27: If the eye never sleeps

眼若不睡     If the eye never sleeps

諸夢自除     All dreams cease by themselves

 

“With one deluded thought, prajna is cut off; with one wise thought, prajna springs to life.” – Hui-neng

 

Hui-neng:

Good and Wise Friends, unawakened, buddhas are just living beings. At the moment they awaken, however, living beings are buddhas. Therefore, you should realize that the ten thousand dharmas are all within your own mind. Why don’t you immediately see, right within your own mind, the true reality of your original nature? (2014, p. 106)

Hakuin

At all times test to see whether you have lost it or have not lost [the virtue of the Tao]. This is the true practice of the sages of the past and of today. Tzu Ssu has said: “Do not deviate from the Tao even to the smallest degree. What can be deviated from cannot be called the Tao.” In the Li-jen chapter of the Analects we read: “In moments of haste he cleaves to it; in seasons of danger he cleaves to it.” This teaches that not for a moment must one lose it.
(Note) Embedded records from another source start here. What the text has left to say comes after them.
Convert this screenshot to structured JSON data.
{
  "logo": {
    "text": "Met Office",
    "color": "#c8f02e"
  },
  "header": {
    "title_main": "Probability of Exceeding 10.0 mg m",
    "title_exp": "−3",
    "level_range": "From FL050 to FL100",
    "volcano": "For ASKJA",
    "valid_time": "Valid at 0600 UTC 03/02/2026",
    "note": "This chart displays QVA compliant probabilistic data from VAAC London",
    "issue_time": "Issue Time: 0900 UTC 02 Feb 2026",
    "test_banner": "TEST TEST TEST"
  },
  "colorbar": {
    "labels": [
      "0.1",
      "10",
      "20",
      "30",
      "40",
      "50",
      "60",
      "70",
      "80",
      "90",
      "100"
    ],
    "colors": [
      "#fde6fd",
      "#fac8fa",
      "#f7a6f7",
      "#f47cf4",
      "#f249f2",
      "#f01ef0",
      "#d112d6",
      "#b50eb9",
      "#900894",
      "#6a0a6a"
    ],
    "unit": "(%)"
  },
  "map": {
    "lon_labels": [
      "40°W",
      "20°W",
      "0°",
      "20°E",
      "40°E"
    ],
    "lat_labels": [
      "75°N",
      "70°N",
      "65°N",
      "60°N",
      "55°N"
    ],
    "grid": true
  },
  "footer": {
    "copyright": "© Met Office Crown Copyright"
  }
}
This Tao may be called the True Tao of the Doctrine of the Mean. . . . Placing the essential between the two states, the active and the passive, and being in a position to be able to move in any direction, with the true principle of pure, undiluted, undistracted meditation before your eyes, attain a state of mind in which, even though surrounded by crowds of people, it is as if you were alone in a field extending tens of thousands of miles. You must from time to time reach that state of understanding described by old P’ang, in which you are with both ears deaf,  both eyes blind. This is known as the time when the true great doubt stands before your very eyes. And if at this time you struggle forward without losing any ground, it will be as though a sheet of ice has cracked, as though a tower of jade has fallen, and you will experience a great feeling of joy that for forty years you have never seen or felt before. (Orategama)

 

The Sixth Patriarch’s Diamond Jewel Platform Sutra (3rd Edition) (2014). Burlingame, California: Buddhist Text Translation Society.